Elle table ainsi sur un encours de 80,4 % du PIB, contre 72,9 % en 2024. Cela, sous l’effet d’une expansion budgétaire significative. Par la même occasion, Fitch anticipe une nouvelle hausse de ce ratio dette publique/PIB, à 85,5 % en 2026 et 86,7 % en 2027, en raison des déficits budgétaires. « Ce niveau est nettement supérieur à la médiane de 66 % prévue pour la période par les pays de catégories B, C et D. en outre, le manque de visibilité sur les opérations financières de l’État en 2025 laisse présager une dette plus élevée que nos projections actuelles », alerte l’agence.
Dans cette série de secousses financières, la baisse des réserves de change communes de la CEMAC n’est également pas de bon augure pour le Gabon.
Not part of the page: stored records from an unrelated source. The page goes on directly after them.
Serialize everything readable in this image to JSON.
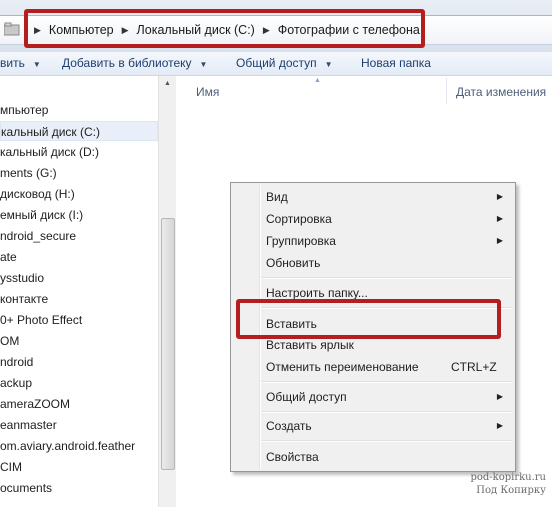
{
  "breadcrumb": [
    "Компьютер",
    "Локальный диск (C:)",
    "Фотографии с телефона"
  ],
  "toolbar": {
    "organize_label": "вить",
    "library_label": "Добавить в библиотеку",
    "share_label": "Общий доступ",
    "newfolder_label": "Новая папка"
  },
  "nav": {
    "items": [
      {
        "label": "мпьютер"
      },
      {
        "label": "кальный диск (C:)",
        "selected": true
      },
      {
        "label": "кальный диск (D:)"
      },
      {
        "label": "ments (G:)"
      },
      {
        "label": "дисковод (H:)"
      },
      {
        "label": "емный диск (I:)"
      },
      {
        "label": "ndroid_secure"
      },
      {
        "label": "ate"
      },
      {
        "label": "ysstudio"
      },
      {
        "label": "контакте"
      },
      {
        "label": "0+ Photo Effect"
      },
      {
        "label": "OM"
      },
      {
        "label": "ndroid"
      },
      {
        "label": "ackup"
      },
      {
        "label": "ameraZOOM"
      },
      {
        "label": "eanmaster"
      },
      {
        "label": "om.aviary.android.feather"
      },
      {
        "label": "CIM"
      },
      {
        "label": "ocuments"
      }
    ]
  },
  "columns": {
    "name": "Имя",
    "date": "Дата изменения"
  },
  "context_menu": {
    "view": "Вид",
    "sort": "Сортировка",
    "group": "Группировка",
    "refresh": "Обновить",
    "customize": "Настроить папку...",
    "paste": "Вставить",
    "paste_shortcut": "Вставить ярлык",
    "undo_rename": "Отменить переименование",
    "undo_shortcut": "CTRL+Z",
    "share": "Общий доступ",
    "create": "Создать",
    "properties": "Свойства"
  },
  "watermark": {
    "line1": "pod-kopirku.ru",
    "line2": "Под Копирку"
  },
  "colors": {
    "highlight": "#b41e1e",
    "toolbar_text": "#1e3f6e"
  }
}
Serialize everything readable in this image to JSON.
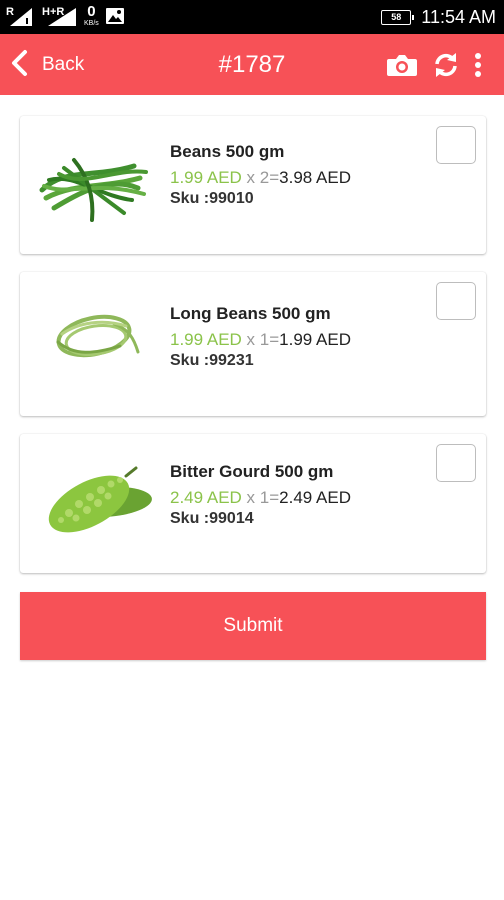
{
  "status_bar": {
    "sim1_label": "R",
    "sim2_label": "H+R",
    "speed_value": "0",
    "speed_unit": "KB/s",
    "battery": "58",
    "time": "11:54 AM"
  },
  "header": {
    "back_label": "Back",
    "title": "#1787",
    "color": "#f75157"
  },
  "items": [
    {
      "name": "Beans 500 gm",
      "price": "1.99 AED",
      "qty_text": " x 2=",
      "total": "3.98 AED",
      "sku": "Sku :99010",
      "checked": false
    },
    {
      "name": "Long Beans 500 gm",
      "price": "1.99 AED",
      "qty_text": " x 1=",
      "total": "1.99 AED",
      "sku": "Sku :99231",
      "checked": false
    },
    {
      "name": "Bitter Gourd 500 gm",
      "price": "2.49 AED",
      "qty_text": " x 1=",
      "total": "2.49 AED",
      "sku": "Sku :99014",
      "checked": false
    }
  ],
  "submit_label": "Submit",
  "icons": [
    "back-chevron-icon",
    "camera-icon",
    "refresh-icon",
    "more-vert-icon",
    "gallery-icon"
  ],
  "colors": {
    "accent": "#f75157",
    "price_green": "#8bc34a"
  }
}
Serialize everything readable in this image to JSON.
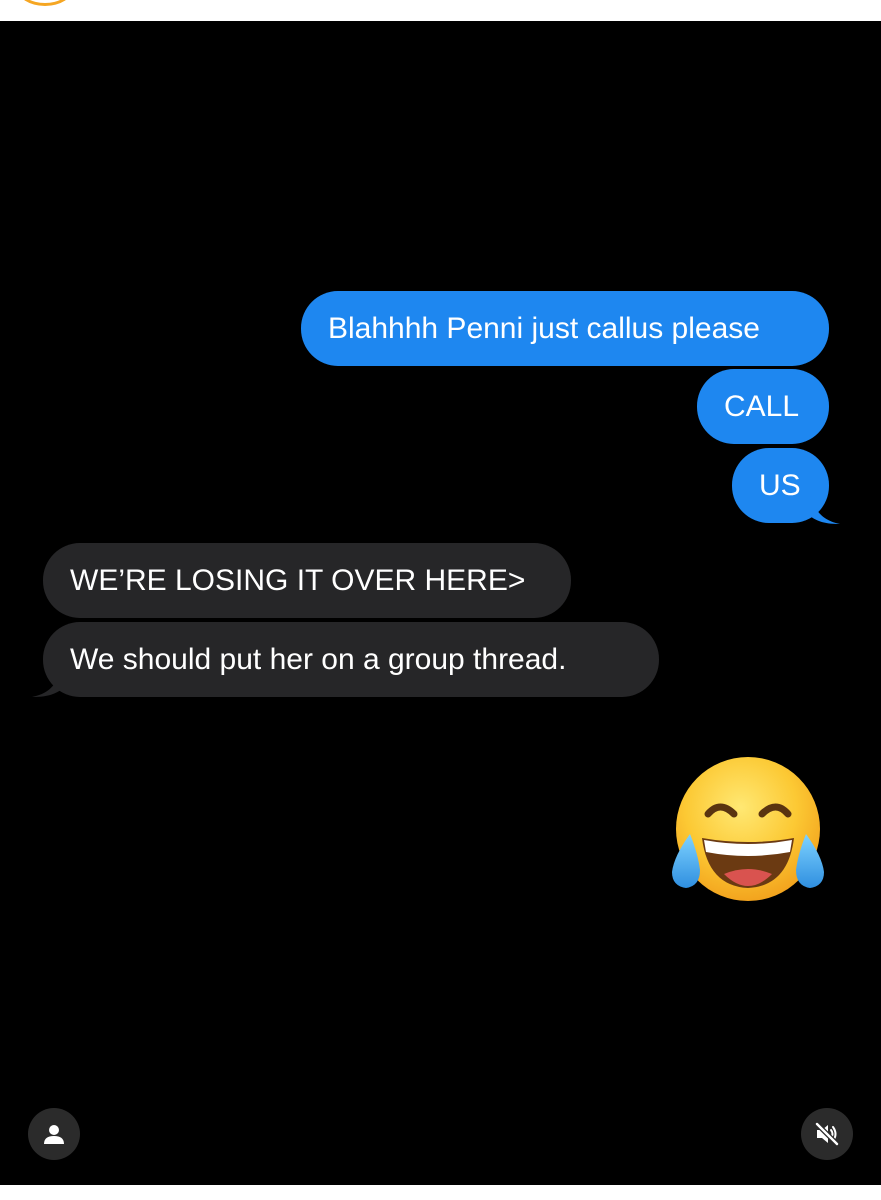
{
  "messages": [
    {
      "direction": "sent",
      "text": "Blahhhh Penni just callus please"
    },
    {
      "direction": "sent",
      "text": "CALL"
    },
    {
      "direction": "sent",
      "text": "US"
    },
    {
      "direction": "received",
      "text": "WE’RE LOSING IT OVER HERE>"
    },
    {
      "direction": "received",
      "text": "We should put her on a group thread."
    }
  ],
  "reaction_emoji": "face-with-tears-of-joy",
  "controls": {
    "profile_icon": "person-icon",
    "mute_icon": "speaker-muted-icon"
  },
  "colors": {
    "sent_bubble": "#1e87f0",
    "received_bubble": "#262628",
    "background": "#000000"
  }
}
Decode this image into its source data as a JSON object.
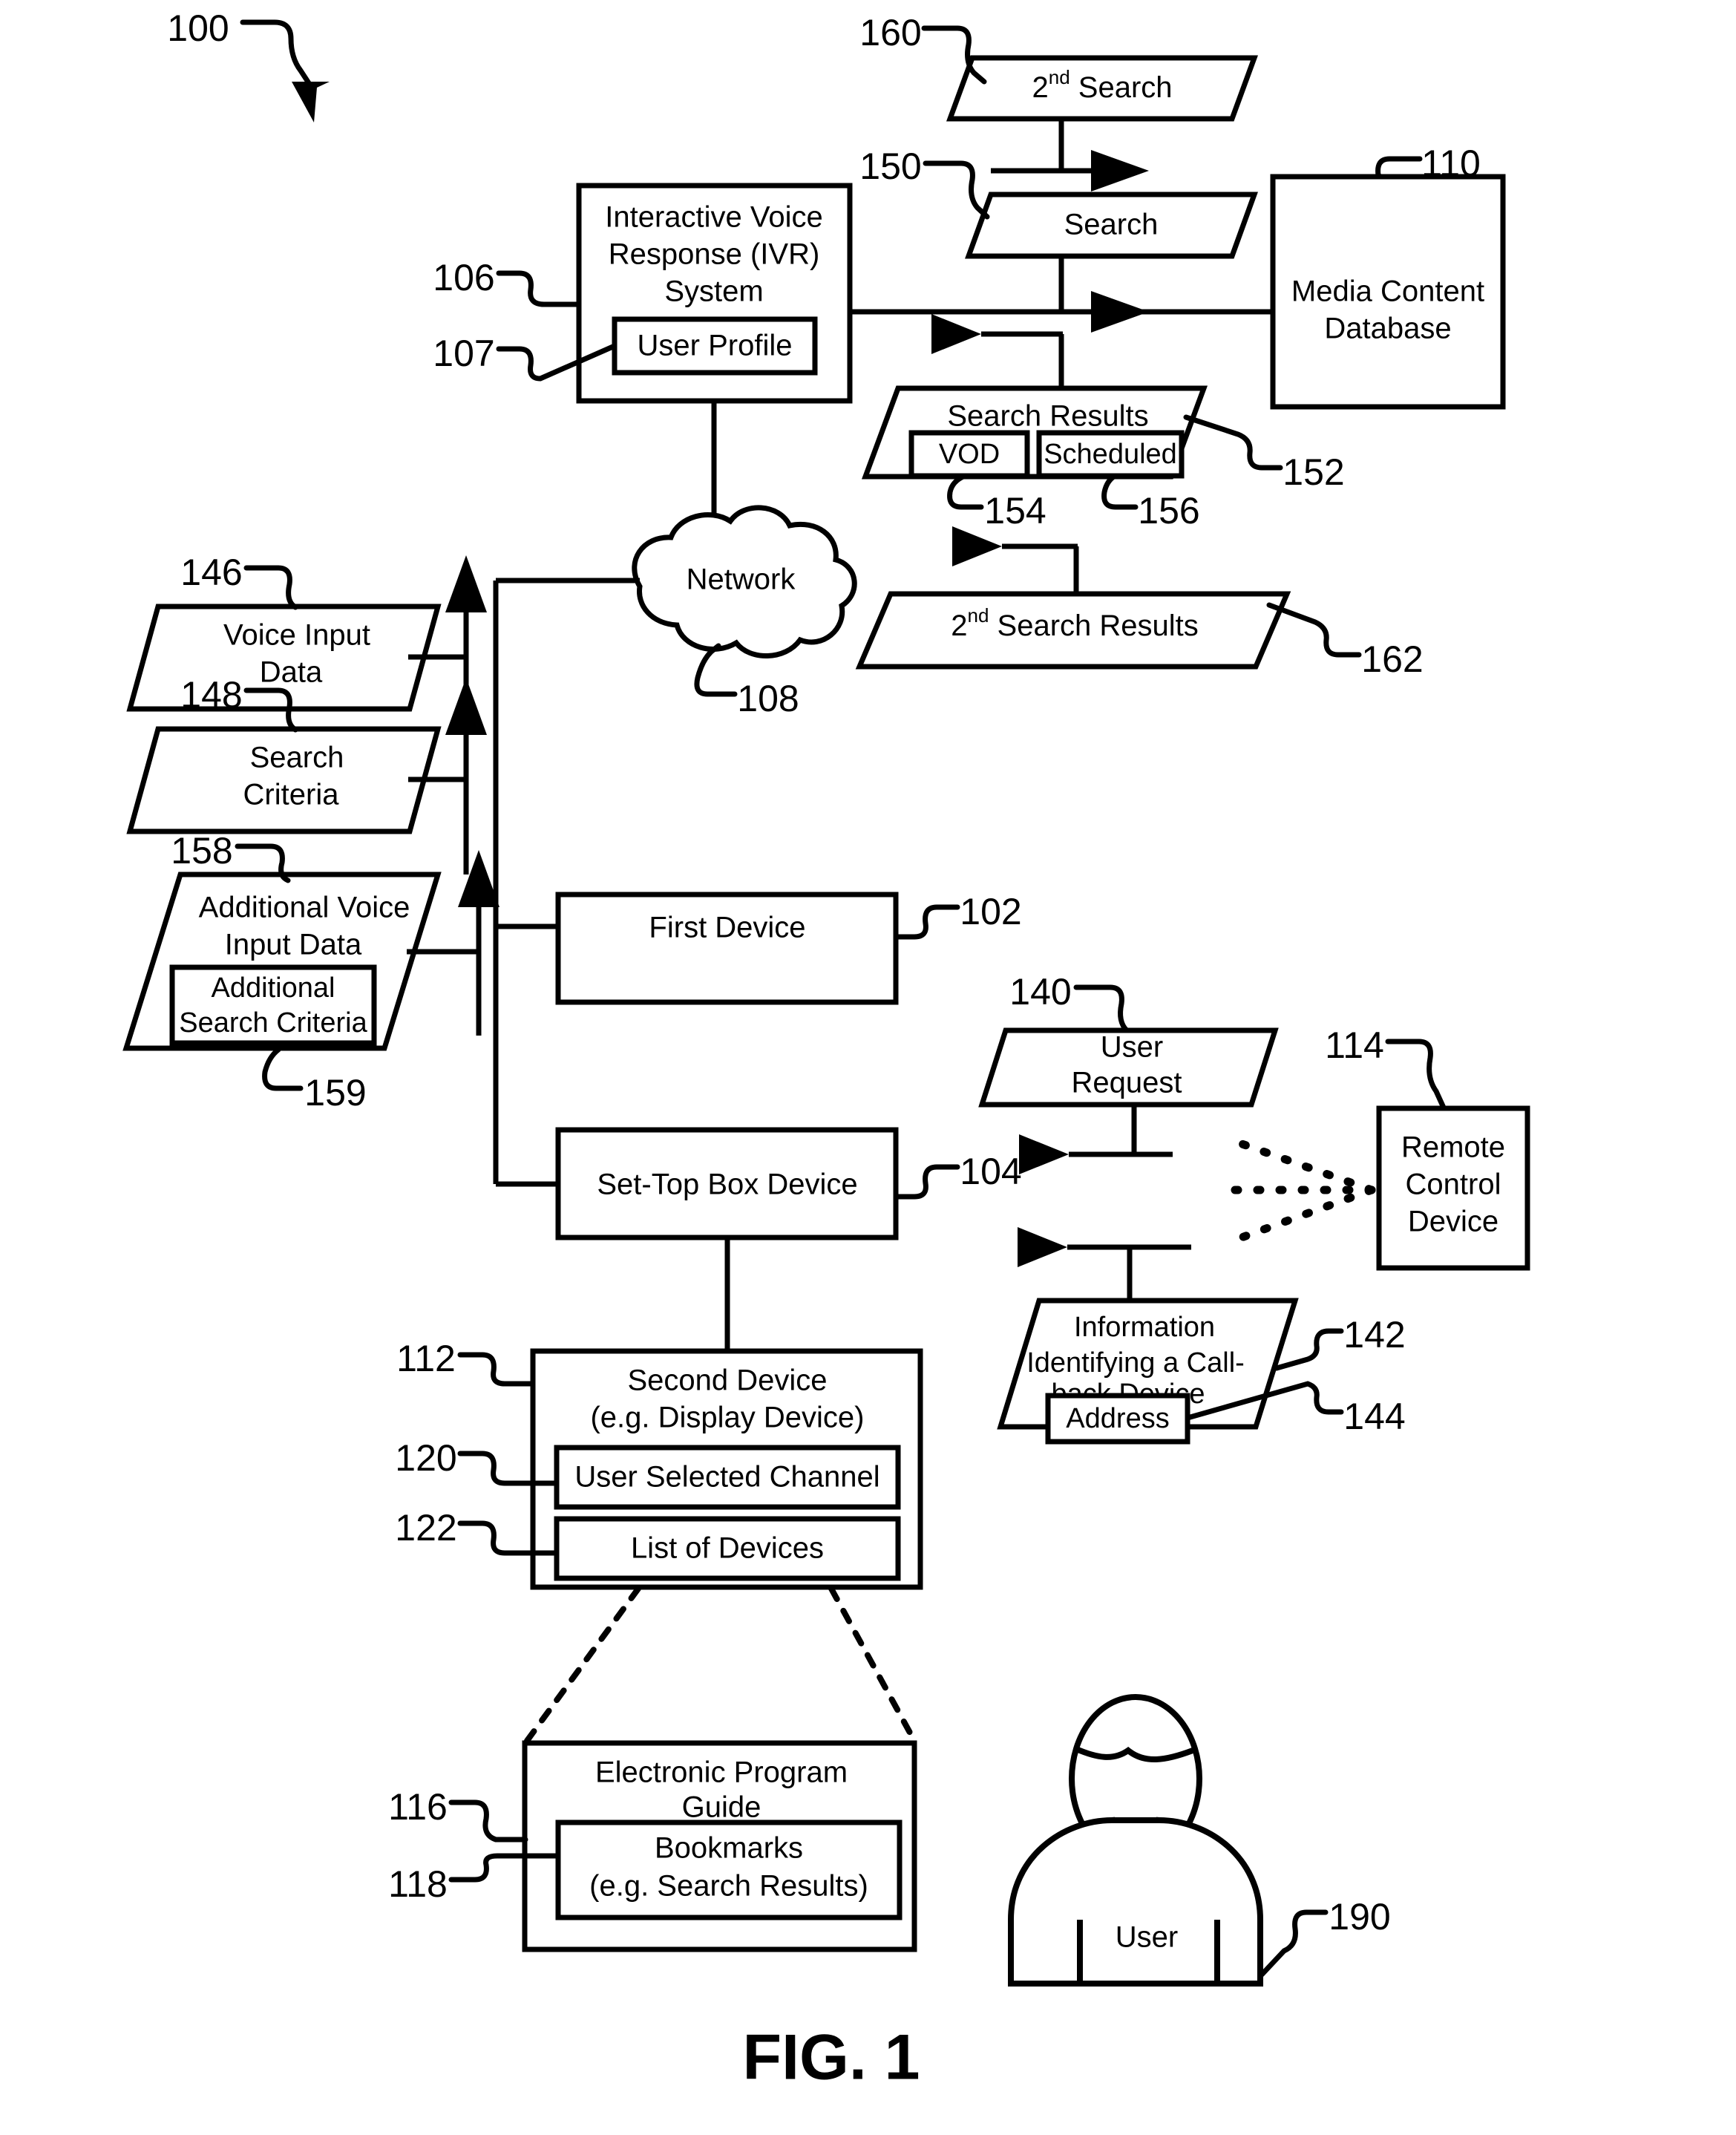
{
  "figure": {
    "caption": "FIG. 1",
    "system_ref": "100"
  },
  "nodes": {
    "ivr_system": {
      "label_line1": "Interactive Voice",
      "label_line2": "Response (IVR)",
      "label_line3": "System",
      "ref": "106"
    },
    "user_profile": {
      "label": "User Profile",
      "ref": "107"
    },
    "media_content_database": {
      "label_line1": "Media Content",
      "label_line2": "Database",
      "ref": "110"
    },
    "second_search": {
      "label_prefix": "2",
      "label_sup": "nd",
      "label_suffix": " Search",
      "ref": "160"
    },
    "search": {
      "label": "Search",
      "ref": "150"
    },
    "search_results": {
      "label": "Search Results",
      "ref": "152"
    },
    "vod": {
      "label": "VOD",
      "ref": "154"
    },
    "scheduled": {
      "label": "Scheduled",
      "ref": "156"
    },
    "second_search_results": {
      "label_prefix": "2",
      "label_sup": "nd",
      "label_suffix": " Search Results",
      "ref": "162"
    },
    "network": {
      "label": "Network",
      "ref": "108"
    },
    "voice_input_data": {
      "label_line1": "Voice Input",
      "label_line2": "Data",
      "ref": "146"
    },
    "search_criteria": {
      "label_line1": "Search",
      "label_line2": "Criteria",
      "ref": "148"
    },
    "additional_voice_input_data": {
      "label_line1": "Additional Voice",
      "label_line2": "Input Data",
      "ref": "158"
    },
    "additional_search_criteria": {
      "label_line1": "Additional",
      "label_line2": "Search Criteria",
      "ref": "159"
    },
    "first_device": {
      "label": "First Device",
      "ref": "102"
    },
    "set_top_box_device": {
      "label": "Set-Top Box Device",
      "ref": "104"
    },
    "user_request": {
      "label_line1": "User",
      "label_line2": "Request",
      "ref": "140"
    },
    "remote_control_device": {
      "label_line1": "Remote",
      "label_line2": "Control",
      "label_line3": "Device",
      "ref": "114"
    },
    "callback_info": {
      "label_line1": "Information",
      "label_line2": "Identifying a Call-",
      "label_line3": "back Device",
      "ref": "142"
    },
    "address": {
      "label": "Address",
      "ref": "144"
    },
    "second_device": {
      "label_line1": "Second Device",
      "label_line2": "(e.g. Display Device)",
      "ref": "112"
    },
    "user_selected_channel": {
      "label": "User Selected Channel",
      "ref": "120"
    },
    "list_of_devices": {
      "label": "List of Devices",
      "ref": "122"
    },
    "electronic_program_guide": {
      "label_line1": "Electronic Program",
      "label_line2": "Guide",
      "ref": "116"
    },
    "bookmarks": {
      "label_line1": "Bookmarks",
      "label_line2": "(e.g. Search Results)",
      "ref": "118"
    },
    "user": {
      "label": "User",
      "ref": "190"
    }
  },
  "colors": {
    "stroke": "#000000",
    "fill": "#ffffff"
  }
}
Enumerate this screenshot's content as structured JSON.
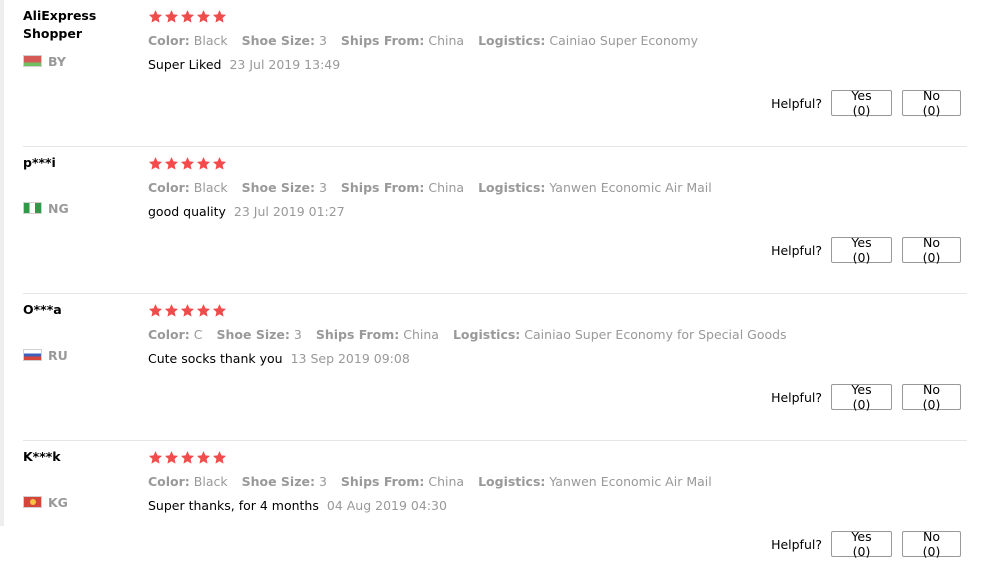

Elles ont diminué pour atteindre 6 667 milliards de francs CFA (11,5 milliards de dollars) en août 2025, contre 7 294 milliards de francs CFA (12,6 milliards de dollars) fin 2024. Cela se traduit par une réduction de la couverture des importations de biens et services, qui passe de 4,8 mois fin 2024 à 4,3 mois en août 2025.
Le Gabon, à l’instar des autres pays de la Communauté économique et monétaire de l’Afrique centrale (CEMAC), a régulièrement accès à ces réserves, que la Banque des Etats de l’Afrique centrale (BEAC) gère avec prudence leur utilisation, afin de préserver l’ancrage à l’euro, qui demeure essentiel à la stabilité macro-financière, renseigne Fitch.
Cette évaluation de Fitch Ratings relance les effets du service de la dette. Malgré les efforts du gouvernement pour son règlement, la question reste préoccupante. Pourtant, au mois d’octobre 2025, l’Etat gabonais a procédé au règlement des échéances de 1562,636 milliards de FCFA, dont 495,043 milliards FCFA au titre des règlements extérieurs, et 1067,593 milliards de FCFA concernant la dette intérieure. Les paiements extérieurs courants se sont établis globalement à 456,350 milliards de FCFA, dont 339,832 milliards de FCFA au titre du capital et 116,518 milliards de FCFA au titre des intérêts.